The devices can be divided into 3 groups as follows, which can be controlled with different flow rates.

• Group I device Nos. 1 to 8,
• Group II device nos. 9 to 16,
• - Group III device no. 17 to 22, - Individually adjustable flow rate Each group is programmed with a so-called synchronization function. This means that after a device has completed a defined flow cycle (reservoir 1 → 3 → 1 , see sketch), the device remains in this state until all other devices of the group have reached the same state. This function is used to harmonize the individual flow rates of the devices in a group. - Is the flow cycle of a device outside of a predetermined and set time interval, z. B. 4 hours after the last contact of the level sensor of the last device of the group, the affected device is taken out of the control unit from the group and operated outside the group on. For each group, this time interval must be specified and entered in the appropriate input field of the screen mask. Exceeding the defined time interval is displayed by the control unit and in the input screen of the screen in the form of a light signal. - The remaining devices of the group resume their operation and complete the next flow cycle. - All operations of the control unit are recorded in a central "log file" In addition, the data of the individual groups concerning the change times, ie contact time with the level sensors (date, time) and the duration of the flow cycles in specific tables in the picture The individual change volumes are set via the position of the level sensors in the storage containers 1 and 3 , This should be about half of the total volume used to guarantee complete mixing. As soon as there is contact with the level sensors, the pump is switched over and the flow direction is changed. This is done by means of the controllable pump 5 to the reservoir to which a negative pressure was previously applied, applied an overpressure, so that the medium now from this reservoir in the direction of the reaction space 2 flows. The gravimetric determination and control of the change volume is carried out by connecting a balance to the respective device. The software of the control unit records the changing volumes via the measurement of the conditions of the storage container 1 and 3 on (full, empty, full). The flow rate of each device is calculated from the specific change volumes per hour divided by the volume of the reaction space multiplied by the height of the sediment column in the reaction space according to the following formula:
  

The Flow rate of a group results from the synchronization function from the slowest single flow rate of a group.

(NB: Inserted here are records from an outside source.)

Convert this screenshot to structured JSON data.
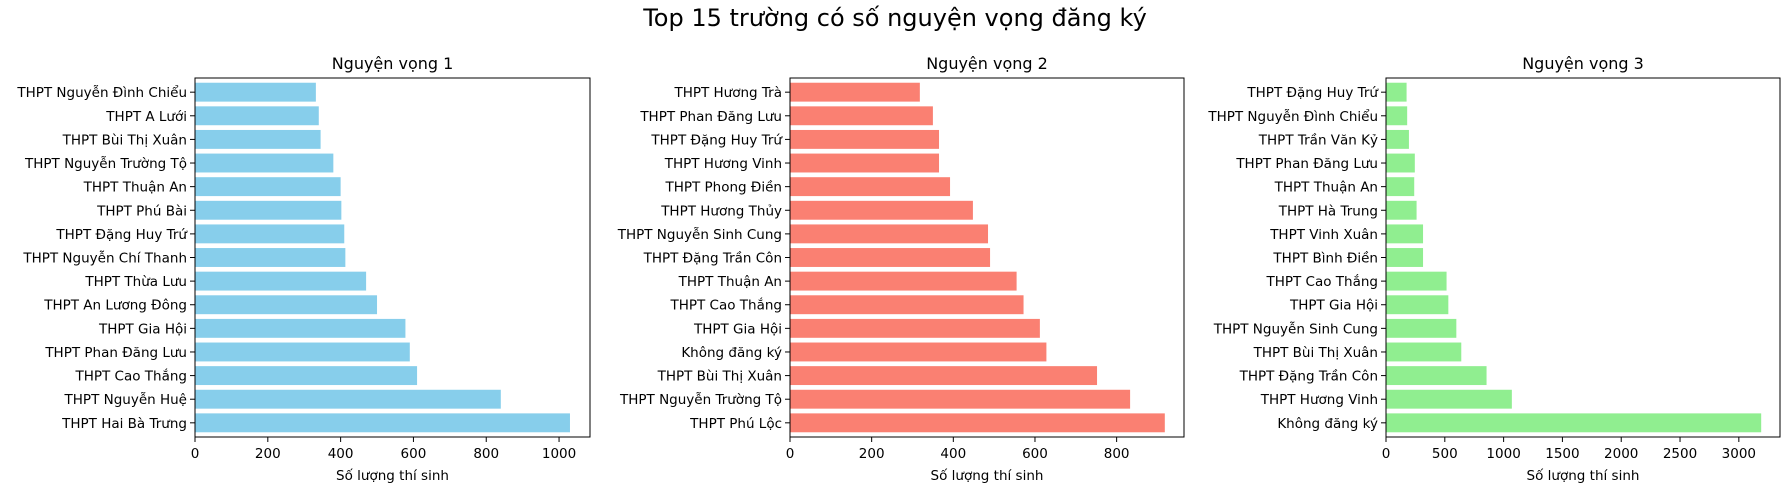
{
  "suptitle": "Top 15 trường có số nguyện vọng đăng ký",
  "chart_data": [
    {
      "type": "bar",
      "orientation": "horizontal",
      "title": "Nguyện vọng 1",
      "xlabel": "Số lượng thí sinh",
      "ylabel": "",
      "color": "#87CEEB",
      "xlim": [
        0,
        1085
      ],
      "xticks": [
        0,
        200,
        400,
        600,
        800,
        1000
      ],
      "categories": [
        "THPT Hai Bà Trưng",
        "THPT Nguyễn Huệ",
        "THPT Cao Thắng",
        "THPT Phan Đăng Lưu",
        "THPT Gia Hội",
        "THPT An Lương Đông",
        "THPT Thừa Lưu",
        "THPT Nguyễn Chí Thanh",
        "THPT Đặng Huy Trứ",
        "THPT Phú Bài",
        "THPT Thuận An",
        "THPT Nguyễn Trường Tộ",
        "THPT Bùi Thị Xuân",
        "THPT A Lưới",
        "THPT Nguyễn Đình Chiểu"
      ],
      "values": [
        1030,
        840,
        610,
        590,
        578,
        500,
        470,
        413,
        410,
        402,
        400,
        380,
        345,
        340,
        332
      ]
    },
    {
      "type": "bar",
      "orientation": "horizontal",
      "title": "Nguyện vọng 2",
      "xlabel": "Số lượng thí sinh",
      "ylabel": "",
      "color": "#FA8072",
      "xlim": [
        0,
        965
      ],
      "xticks": [
        0,
        200,
        400,
        600,
        800
      ],
      "categories": [
        "THPT Phú Lộc",
        "THPT Nguyễn Trường Tộ",
        "THPT Bùi Thị Xuân",
        "Không đăng ký",
        "THPT Gia Hội",
        "THPT Cao Thắng",
        "THPT Thuận An",
        "THPT Đặng Trần Côn",
        "THPT Nguyễn Sinh Cung",
        "THPT Hương Thủy",
        "THPT Phong Điền",
        "THPT Hương Vinh",
        "THPT Đặng Huy Trứ",
        "THPT Phan Đăng Lưu",
        "THPT Hương Trà"
      ],
      "values": [
        918,
        833,
        752,
        628,
        612,
        572,
        555,
        490,
        485,
        448,
        392,
        365,
        365,
        350,
        318
      ]
    },
    {
      "type": "bar",
      "orientation": "horizontal",
      "title": "Nguyện vọng 3",
      "xlabel": "Số lượng thí sinh",
      "ylabel": "",
      "color": "#90EE90",
      "xlim": [
        0,
        3350
      ],
      "xticks": [
        0,
        500,
        1000,
        1500,
        2000,
        2500,
        3000
      ],
      "categories": [
        "Không đăng ký",
        "THPT Hương Vinh",
        "THPT Đặng Trần Côn",
        "THPT Bùi Thị Xuân",
        "THPT Nguyễn Sinh Cung",
        "THPT Gia Hội",
        "THPT Cao Thắng",
        "THPT Bình Điền",
        "THPT Vinh Xuân",
        "THPT Hà Trung",
        "THPT Thuận An",
        "THPT Phan Đăng Lưu",
        "THPT Trần Văn Kỷ",
        "THPT Nguyễn Đình Chiểu",
        "THPT Đặng Huy Trứ"
      ],
      "values": [
        3190,
        1070,
        855,
        640,
        598,
        530,
        515,
        315,
        315,
        260,
        240,
        245,
        195,
        180,
        175
      ]
    }
  ]
}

The Pore volumes of the aquifers used are being determined the flow rates are not taken into account.

Claims (5)

Device for flowing through a reaction space ( 2 ), comprising a reservoir ( 1 ) for the inlet and a storage container ( 3 ) for the process, wherein the gas spaces ( 7 ) and ( 8th ) of the two storage containers ( 1 ) and ( 3 ) have an air pressure difference, level sensors ( 4 ) in the reservoirs of the inlet and outlet, and a controllable pump ( 5 ). Apparatus according to claim 1 characterized by, an overpressure in the reservoir ( 1 ) of the inlet and / or a negative pressure in the reservoir ( 3 ) of the process. Process for flowing through a reaction space ( 2 ), characterized in that in the gas spaces ( 7 ) and ( 8th ) the reservoir ( 1 ) and ( 3 ) for the inlet and outlet an air pressure difference is generated and a mutual flow through the reaction space ( 2 ) from the storage containers ( 1 ) and ( 3 ) using the level sensors ( 4 ) and a controllable pump ( 5 ) is carried out. A method according to claim 3, characterized in that in the closed system to the reservoir ( 1 ) of the inlet by means of pump ( 5 ) is applied, so that in the reservoir ( 3 ) of the drain creates a negative pressure A method according to claim 3, characterized in that in the open system to the reservoir ( 1 ) of the inlet by means of pump ( 5 ) an overpressure is applied or to the reservoir ( 3 ) of the drain by means of a pump ( 5 ) A negative pressure is applied.